2) Li YC, et al. The neuroinvasive potential of SARS-CoV2 may play a role in the respiratory failure of COVID-19 patients. J Med Virol. 2020.

3) Cavallazzi R, et al. Influenza and Viral Pneumonia. Clin Chest Med 2018; 39: 703-721.

4) Omar S, et al. Respiratory virus infection up-regulates TRPV1, TRPA1 and ASICS3 receptors on airway cells. PLoS One. 2017 12: e0171681.

5) Li L-q, et al. COVID-19 patient’s clinical characteristics, discharge rate, and fatality rate of meta-analysis. J Med Virol. 2020; 1-7.

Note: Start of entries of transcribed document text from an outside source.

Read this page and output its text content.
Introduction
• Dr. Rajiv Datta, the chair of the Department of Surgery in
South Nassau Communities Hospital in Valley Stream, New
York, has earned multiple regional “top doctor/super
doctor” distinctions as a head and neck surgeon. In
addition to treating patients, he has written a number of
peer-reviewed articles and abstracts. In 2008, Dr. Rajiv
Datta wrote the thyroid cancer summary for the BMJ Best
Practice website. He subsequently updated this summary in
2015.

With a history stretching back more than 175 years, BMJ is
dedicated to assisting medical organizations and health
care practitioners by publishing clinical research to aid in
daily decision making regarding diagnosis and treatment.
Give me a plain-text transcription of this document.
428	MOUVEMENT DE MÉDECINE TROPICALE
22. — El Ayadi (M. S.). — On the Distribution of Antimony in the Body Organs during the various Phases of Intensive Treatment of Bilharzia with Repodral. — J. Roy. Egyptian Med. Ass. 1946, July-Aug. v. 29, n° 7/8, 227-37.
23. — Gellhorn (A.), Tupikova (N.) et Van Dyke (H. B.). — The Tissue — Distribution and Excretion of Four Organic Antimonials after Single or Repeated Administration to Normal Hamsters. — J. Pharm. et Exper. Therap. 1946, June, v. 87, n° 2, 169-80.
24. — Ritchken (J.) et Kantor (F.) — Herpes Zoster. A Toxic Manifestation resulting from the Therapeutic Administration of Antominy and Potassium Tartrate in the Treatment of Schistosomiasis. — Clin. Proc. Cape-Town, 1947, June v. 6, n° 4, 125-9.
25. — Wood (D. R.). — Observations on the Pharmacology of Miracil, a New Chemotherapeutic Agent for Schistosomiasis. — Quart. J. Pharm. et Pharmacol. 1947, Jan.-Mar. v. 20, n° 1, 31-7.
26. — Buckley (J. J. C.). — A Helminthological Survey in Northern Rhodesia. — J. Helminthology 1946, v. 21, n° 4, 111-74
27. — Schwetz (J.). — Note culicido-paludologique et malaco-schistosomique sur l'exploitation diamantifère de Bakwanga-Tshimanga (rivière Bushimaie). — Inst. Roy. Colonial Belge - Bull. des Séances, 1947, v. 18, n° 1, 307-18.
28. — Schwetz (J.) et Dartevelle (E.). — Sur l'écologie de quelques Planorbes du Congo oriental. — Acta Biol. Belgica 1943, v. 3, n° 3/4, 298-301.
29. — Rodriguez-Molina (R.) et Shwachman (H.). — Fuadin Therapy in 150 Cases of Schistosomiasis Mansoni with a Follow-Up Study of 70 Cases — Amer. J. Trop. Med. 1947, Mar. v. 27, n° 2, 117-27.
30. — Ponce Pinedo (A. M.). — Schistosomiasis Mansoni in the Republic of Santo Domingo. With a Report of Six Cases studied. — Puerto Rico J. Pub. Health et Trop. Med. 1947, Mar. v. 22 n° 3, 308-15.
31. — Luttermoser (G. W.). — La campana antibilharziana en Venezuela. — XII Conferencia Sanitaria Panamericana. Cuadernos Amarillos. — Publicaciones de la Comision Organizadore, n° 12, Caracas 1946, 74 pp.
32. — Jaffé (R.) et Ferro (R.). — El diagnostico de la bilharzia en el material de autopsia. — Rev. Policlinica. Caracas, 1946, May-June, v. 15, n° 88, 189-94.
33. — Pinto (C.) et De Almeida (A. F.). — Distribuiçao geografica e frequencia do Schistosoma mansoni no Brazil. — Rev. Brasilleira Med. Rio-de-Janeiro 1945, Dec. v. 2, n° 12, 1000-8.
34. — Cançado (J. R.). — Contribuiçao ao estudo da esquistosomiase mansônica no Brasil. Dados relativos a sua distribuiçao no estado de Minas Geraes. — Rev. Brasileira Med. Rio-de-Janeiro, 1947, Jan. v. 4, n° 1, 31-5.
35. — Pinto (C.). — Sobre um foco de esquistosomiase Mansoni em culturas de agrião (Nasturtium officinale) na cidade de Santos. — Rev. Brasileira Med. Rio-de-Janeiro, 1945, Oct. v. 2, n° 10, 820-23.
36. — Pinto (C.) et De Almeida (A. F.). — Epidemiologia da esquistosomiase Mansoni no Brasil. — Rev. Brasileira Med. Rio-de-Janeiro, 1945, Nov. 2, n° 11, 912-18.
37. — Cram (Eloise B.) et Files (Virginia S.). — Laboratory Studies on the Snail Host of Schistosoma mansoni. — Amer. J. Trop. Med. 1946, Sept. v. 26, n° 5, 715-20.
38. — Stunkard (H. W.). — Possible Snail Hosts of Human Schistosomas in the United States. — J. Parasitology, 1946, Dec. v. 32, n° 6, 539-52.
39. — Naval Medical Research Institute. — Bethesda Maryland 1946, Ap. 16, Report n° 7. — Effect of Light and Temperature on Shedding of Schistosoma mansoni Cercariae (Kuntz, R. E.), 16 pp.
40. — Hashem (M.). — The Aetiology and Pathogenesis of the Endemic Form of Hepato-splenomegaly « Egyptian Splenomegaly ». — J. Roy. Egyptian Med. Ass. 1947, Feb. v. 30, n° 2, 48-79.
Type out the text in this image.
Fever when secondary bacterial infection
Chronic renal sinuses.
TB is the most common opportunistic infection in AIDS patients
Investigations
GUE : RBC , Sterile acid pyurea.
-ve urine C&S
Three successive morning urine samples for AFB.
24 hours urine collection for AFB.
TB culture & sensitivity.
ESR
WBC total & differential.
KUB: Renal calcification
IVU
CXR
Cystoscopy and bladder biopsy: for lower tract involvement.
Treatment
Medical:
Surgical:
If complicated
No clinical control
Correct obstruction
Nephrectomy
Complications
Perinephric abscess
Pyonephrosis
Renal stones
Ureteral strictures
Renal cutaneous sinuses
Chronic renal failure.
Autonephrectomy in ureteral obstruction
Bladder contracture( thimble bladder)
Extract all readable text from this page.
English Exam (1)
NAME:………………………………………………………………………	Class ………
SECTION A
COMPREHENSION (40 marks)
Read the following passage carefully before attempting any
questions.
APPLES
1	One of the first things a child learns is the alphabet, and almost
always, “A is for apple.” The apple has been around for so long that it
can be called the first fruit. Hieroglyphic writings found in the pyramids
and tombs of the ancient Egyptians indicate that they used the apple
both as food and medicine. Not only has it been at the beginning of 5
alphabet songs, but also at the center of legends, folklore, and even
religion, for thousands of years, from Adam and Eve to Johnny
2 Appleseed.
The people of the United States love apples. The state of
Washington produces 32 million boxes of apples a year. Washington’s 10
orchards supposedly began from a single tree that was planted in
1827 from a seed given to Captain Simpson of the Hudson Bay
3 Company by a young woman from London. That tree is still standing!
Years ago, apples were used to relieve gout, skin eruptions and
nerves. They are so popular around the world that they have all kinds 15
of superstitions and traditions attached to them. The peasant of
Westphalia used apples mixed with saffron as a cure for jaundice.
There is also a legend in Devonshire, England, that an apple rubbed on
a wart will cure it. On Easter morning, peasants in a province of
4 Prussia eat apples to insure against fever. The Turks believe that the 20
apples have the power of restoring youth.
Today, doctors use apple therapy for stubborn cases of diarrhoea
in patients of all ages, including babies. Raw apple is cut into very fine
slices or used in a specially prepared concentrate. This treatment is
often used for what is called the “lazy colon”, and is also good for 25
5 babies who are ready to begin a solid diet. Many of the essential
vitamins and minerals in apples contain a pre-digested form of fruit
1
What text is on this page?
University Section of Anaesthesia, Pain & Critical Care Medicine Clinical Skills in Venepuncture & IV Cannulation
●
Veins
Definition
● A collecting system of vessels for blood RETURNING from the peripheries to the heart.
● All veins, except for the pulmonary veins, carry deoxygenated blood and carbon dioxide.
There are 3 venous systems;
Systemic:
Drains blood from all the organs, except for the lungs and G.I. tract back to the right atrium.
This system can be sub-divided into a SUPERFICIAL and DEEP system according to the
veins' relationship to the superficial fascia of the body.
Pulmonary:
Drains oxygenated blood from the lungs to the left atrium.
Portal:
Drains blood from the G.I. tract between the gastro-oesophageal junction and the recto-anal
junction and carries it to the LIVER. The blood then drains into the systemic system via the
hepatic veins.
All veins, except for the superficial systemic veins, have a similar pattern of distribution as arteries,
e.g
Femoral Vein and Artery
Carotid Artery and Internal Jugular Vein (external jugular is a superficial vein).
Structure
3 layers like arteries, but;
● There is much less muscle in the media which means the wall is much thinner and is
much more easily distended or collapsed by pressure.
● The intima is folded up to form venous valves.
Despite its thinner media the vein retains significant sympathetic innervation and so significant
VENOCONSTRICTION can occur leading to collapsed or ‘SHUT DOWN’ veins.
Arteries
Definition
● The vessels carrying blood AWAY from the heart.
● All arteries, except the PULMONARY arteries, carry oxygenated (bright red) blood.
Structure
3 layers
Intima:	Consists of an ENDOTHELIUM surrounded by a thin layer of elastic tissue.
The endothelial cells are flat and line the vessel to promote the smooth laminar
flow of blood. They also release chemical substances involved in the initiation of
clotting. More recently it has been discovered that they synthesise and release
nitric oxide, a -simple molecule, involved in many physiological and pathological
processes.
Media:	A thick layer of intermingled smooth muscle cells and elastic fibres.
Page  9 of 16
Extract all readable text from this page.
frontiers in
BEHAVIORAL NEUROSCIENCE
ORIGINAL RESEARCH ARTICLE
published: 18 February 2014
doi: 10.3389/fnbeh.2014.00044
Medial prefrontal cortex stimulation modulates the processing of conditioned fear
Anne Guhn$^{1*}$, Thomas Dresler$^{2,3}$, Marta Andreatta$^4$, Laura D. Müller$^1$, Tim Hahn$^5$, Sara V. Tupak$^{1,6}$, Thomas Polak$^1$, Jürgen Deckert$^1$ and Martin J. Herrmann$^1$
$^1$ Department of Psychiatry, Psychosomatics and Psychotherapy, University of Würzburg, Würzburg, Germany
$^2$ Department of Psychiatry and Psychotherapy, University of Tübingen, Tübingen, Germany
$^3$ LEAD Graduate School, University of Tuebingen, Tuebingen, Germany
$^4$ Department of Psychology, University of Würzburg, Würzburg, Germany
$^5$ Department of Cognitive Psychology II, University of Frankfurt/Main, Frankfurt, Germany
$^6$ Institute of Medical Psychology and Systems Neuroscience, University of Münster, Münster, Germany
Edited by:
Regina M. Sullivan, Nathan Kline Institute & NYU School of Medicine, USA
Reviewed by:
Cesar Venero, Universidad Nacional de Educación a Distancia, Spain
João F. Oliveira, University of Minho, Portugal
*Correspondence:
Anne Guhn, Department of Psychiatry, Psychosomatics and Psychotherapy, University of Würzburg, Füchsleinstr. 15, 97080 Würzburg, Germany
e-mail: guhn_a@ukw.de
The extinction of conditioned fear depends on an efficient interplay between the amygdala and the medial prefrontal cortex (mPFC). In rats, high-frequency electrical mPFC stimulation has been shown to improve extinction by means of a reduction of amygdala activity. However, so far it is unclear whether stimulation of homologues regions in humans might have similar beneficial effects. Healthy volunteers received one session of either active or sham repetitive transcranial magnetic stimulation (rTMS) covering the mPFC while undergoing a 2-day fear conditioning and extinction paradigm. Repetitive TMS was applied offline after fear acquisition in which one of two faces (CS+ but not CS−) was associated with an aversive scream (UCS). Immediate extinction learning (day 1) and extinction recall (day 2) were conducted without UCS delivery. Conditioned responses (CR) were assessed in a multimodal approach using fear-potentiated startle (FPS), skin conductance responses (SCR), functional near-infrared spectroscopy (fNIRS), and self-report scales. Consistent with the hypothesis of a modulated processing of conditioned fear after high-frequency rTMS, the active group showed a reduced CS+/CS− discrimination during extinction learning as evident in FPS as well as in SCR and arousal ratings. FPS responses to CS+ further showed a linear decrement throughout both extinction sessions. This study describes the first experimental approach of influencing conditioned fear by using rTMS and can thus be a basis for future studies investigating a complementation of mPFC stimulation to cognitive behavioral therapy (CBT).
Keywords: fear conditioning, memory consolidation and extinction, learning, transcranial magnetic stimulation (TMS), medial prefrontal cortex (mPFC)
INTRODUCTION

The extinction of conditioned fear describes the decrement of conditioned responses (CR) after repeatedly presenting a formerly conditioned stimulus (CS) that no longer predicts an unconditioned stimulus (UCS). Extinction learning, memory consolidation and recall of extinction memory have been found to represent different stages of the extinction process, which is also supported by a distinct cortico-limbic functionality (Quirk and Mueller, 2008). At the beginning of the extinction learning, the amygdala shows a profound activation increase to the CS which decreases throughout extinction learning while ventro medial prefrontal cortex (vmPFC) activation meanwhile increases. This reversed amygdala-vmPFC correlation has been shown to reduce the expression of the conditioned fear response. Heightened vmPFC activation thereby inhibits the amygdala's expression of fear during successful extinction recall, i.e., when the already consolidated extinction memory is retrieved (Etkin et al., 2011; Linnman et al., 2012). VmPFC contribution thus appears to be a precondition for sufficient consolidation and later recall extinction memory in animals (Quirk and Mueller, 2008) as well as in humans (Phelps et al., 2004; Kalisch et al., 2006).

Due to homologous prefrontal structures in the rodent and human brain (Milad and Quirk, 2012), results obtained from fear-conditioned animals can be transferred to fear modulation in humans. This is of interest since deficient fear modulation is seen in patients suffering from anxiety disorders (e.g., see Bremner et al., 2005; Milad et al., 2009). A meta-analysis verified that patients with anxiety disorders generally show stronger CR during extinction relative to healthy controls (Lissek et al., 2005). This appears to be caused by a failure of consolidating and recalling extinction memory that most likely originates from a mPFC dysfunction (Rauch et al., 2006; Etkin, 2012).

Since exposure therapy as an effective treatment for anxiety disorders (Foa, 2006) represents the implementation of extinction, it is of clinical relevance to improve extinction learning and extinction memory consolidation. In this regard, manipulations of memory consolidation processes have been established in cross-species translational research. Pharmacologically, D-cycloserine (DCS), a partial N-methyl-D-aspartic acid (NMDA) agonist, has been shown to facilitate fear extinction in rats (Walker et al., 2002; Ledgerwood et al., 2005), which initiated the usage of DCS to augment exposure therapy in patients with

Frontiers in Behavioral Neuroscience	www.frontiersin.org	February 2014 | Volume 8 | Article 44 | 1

6) Netland J, et al. Severe acute respiratory syndrome coronavirus infection causes neuronal death in the absence of encephalitis in mice transgenic for human ACE2. J Virol. 2008 82: 7264-7275.

 

→私見:通常の呼吸器疾患のように安静時呼吸困難を認めなくても労作時呼吸困難は病状進行の一つの指標になると考えていた.しかしCOVID-19においては,もし「呼吸困難感の欠如」が重症のみならず,軽症あるいは中等症から重症へのサインとして認められるならば,自覚症状だけでチェックするのは難しいかもしれない.呼吸困難感が欠如していても頻呼吸があるなど臨床像がわかってくればよいのだが.